In 1992, the company advanced into the Chinese market, in Shenyang. “The reason Suh chose the relatively-unknown Shenyang was because he wanted to know everything from scratch,” a company insider said. Suh has reportedly visited China more than 120 times and had been a hands-on boss there. AmorePacific now has six focus regions in China and established a comprehensive research and development, logistics, and manufacturing facilities in Shanghai in October 2014.
The company also has more than 4,221 stores in China, Hong Kong, the U.S., Singapore, Taiwan, Thailand, Malaysia, Indonesia, Vietnam, the Philippines and more. In China, the skincare segment is popular, and in the U.S., the company is pushing the top-tier brand Amore Pacific and Sulwhasoo, while in France it is focusing on perfumes including Lolita Lempicka and Annick Goutal.
“We are expanding and diversifying our portfolio and retail channels,” a company official said.
During the expansion, Suh has adopted the rather horizontal communication culture to keep up with the global trend. He has removed all job titles inside the company, and is often referred to as Suh Kyung-bae “nim,” which conveys respect without reference to a formal title.
“On every first working day of the month, he gathers the workers to a large conference room and shares his vision and experiences.
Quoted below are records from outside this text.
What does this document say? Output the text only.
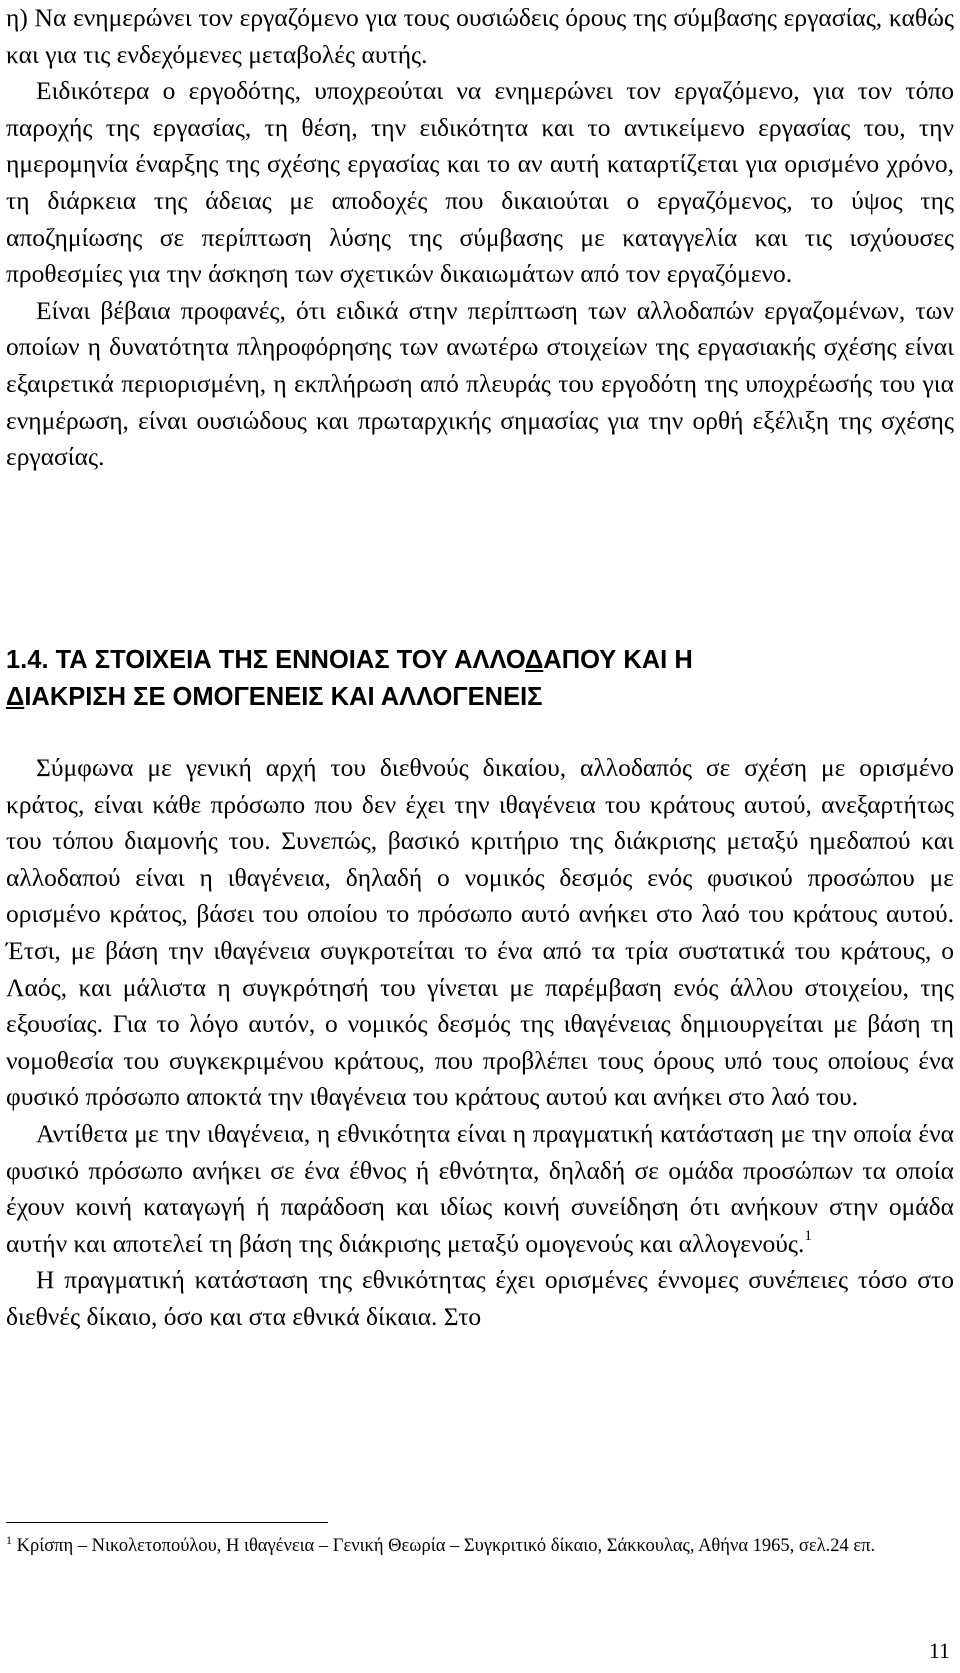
η) Να ενημερώνει τον εργαζόμενο για τους ουσιώδεις όρους της σύμβασης εργασίας, καθώς και για τις ενδεχόμενες μεταβολές αυτής.

Ειδικότερα ο εργοδότης, υποχρεούται να ενημερώνει τον εργαζόμενο, για τον τόπο παροχής της εργασίας, τη θέση, την ειδικότητα και το αντικείμενο εργασίας του, την ημερομηνία έναρξης της σχέσης εργασίας και το αν αυτή καταρτίζεται για ορισμένο χρόνο, τη διάρκεια της άδειας με αποδοχές που δικαιούται ο εργαζόμενος, το ύψος της αποζημίωσης σε περίπτωση λύσης της σύμβασης με καταγγελία και τις ισχύουσες προθεσμίες για την άσκηση των σχετικών δικαιωμάτων από τον εργαζόμενο.

Είναι βέβαια προφανές, ότι ειδικά στην περίπτωση των αλλοδαπών εργαζομένων, των οποίων η δυνατότητα πληροφόρησης των ανωτέρω στοιχείων της εργασιακής σχέσης είναι εξαιρετικά περιορισμένη, η εκπλήρωση από πλευράς του εργοδότη της υποχρέωσής του για ενημέρωση, είναι ουσιώδους και πρωταρχικής σημασίας για την ορθή εξέλιξη της σχέσης εργασίας.

1.4. ΤΑ ΣΤΟΙΧΕΙΑ ΤΗΣ ΕΝΝΟΙΑΣ ΤΟΥ ΑΛΛΟΔΑΠΟΥ ΚΑΙ Η
ΔΙΑΚΡΙΣΗ ΣΕ ΟΜΟΓΕΝΕΙΣ ΚΑΙ ΑΛΛΟΓΕΝΕΙΣ

Σύμφωνα με γενική αρχή του διεθνούς δικαίου, αλλοδαπός σε σχέση με ορισμένο κράτος, είναι κάθε πρόσωπο που δεν έχει την ιθαγένεια του κράτους αυτού, ανεξαρτήτως του τόπου διαμονής του. Συνεπώς, βασικό κριτήριο της διάκρισης μεταξύ ημεδαπού και αλλοδαπού είναι η ιθαγένεια, δηλαδή ο νομικός δεσμός ενός φυσικού προσώπου με ορισμένο κράτος, βάσει του οποίου το πρόσωπο αυτό ανήκει στο λαό του κράτους αυτού. Έτσι, με βάση την ιθαγένεια συγκροτείται το ένα από τα τρία συστατικά του κράτους, ο Λαός, και μάλιστα η συγκρότησή του γίνεται με παρέμβαση ενός άλλου στοιχείου, της εξουσίας. Για το λόγο αυτόν, ο νομικός δεσμός της ιθαγένειας δημιουργείται με βάση τη νομοθεσία του συγκεκριμένου κράτους, που προβλέπει τους όρους υπό τους οποίους ένα φυσικό πρόσωπο αποκτά την ιθαγένεια του κράτους αυτού και ανήκει στο λαό του.

Αντίθετα με την ιθαγένεια, η εθνικότητα είναι η πραγματική κατάσταση με την οποία ένα φυσικό πρόσωπο ανήκει σε ένα έθνος ή εθνότητα, δηλαδή σε ομάδα προσώπων τα οποία έχουν κοινή καταγωγή ή παράδοση και ιδίως κοινή συνείδηση ότι ανήκουν στην ομάδα αυτήν και αποτελεί τη βάση της διάκρισης μεταξύ ομογενούς και αλλογενούς.$^1$

Η πραγματική κατάσταση της εθνικότητας έχει ορισμένες έννομες συνέπειες τόσο στο διεθνές δίκαιο, όσο και στα εθνικά δίκαια. Στο

$^1$ Κρίσπη – Νικολετοπούλου, Η ιθαγένεια – Γενική Θεωρία – Συγκριτικό δίκαιο, Σάκκουλας, Αθήνα 1965, σελ.24 επ.
11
This rather casual atmosphere and close proximity to the leader motivates young workers,” the official added. Investment for future
Despite such tangible outcomes, the company has been vigorously seeking to expand its presence through launching new brands as well as mergers and acquisition.
In order to penetrate Europe, it has acquired luxury perfume brand Annick Goutal. The company has also launched makeup removal apparatus brand Make On and is planning some more.
“AmorePacific allocates 3 percent of its annual sales to research and development. The figure may not seem impressive but it is equivalent to global powerhouses such as L’Oreal and others,” Kim Seung-hwan, a high-ranking official at the company, was quoted as telling the Hankook Ilbo newspaper. Possible succession
Suh, born in 1963, is still quite young. But it seems that he is already planning his succession.
Married to the daughter of Nongshim chairman Shin Choon-ho, Suh has two daughters. Among them, his eldest, Min-jeong has emerged as the heiress-apparent to the beauty empire. She has reportedly inherited Suh’s shares of Innisfree and Etude House brands, which makes Min-jeong 18.8 percent-owner of Innisfree and 19.52 percent of Etude House. Having also inherited some shares of Nongshim, she has risen as one of the 20-something stock superrich here.
Though the 23-year-old is still a Cornell University student, market watchers have been gossiping about her future participation because she is known to be interested in her father’s business. Suh has dismissed the forecast.
“She might want to take a different path from her father,” he told the press in October.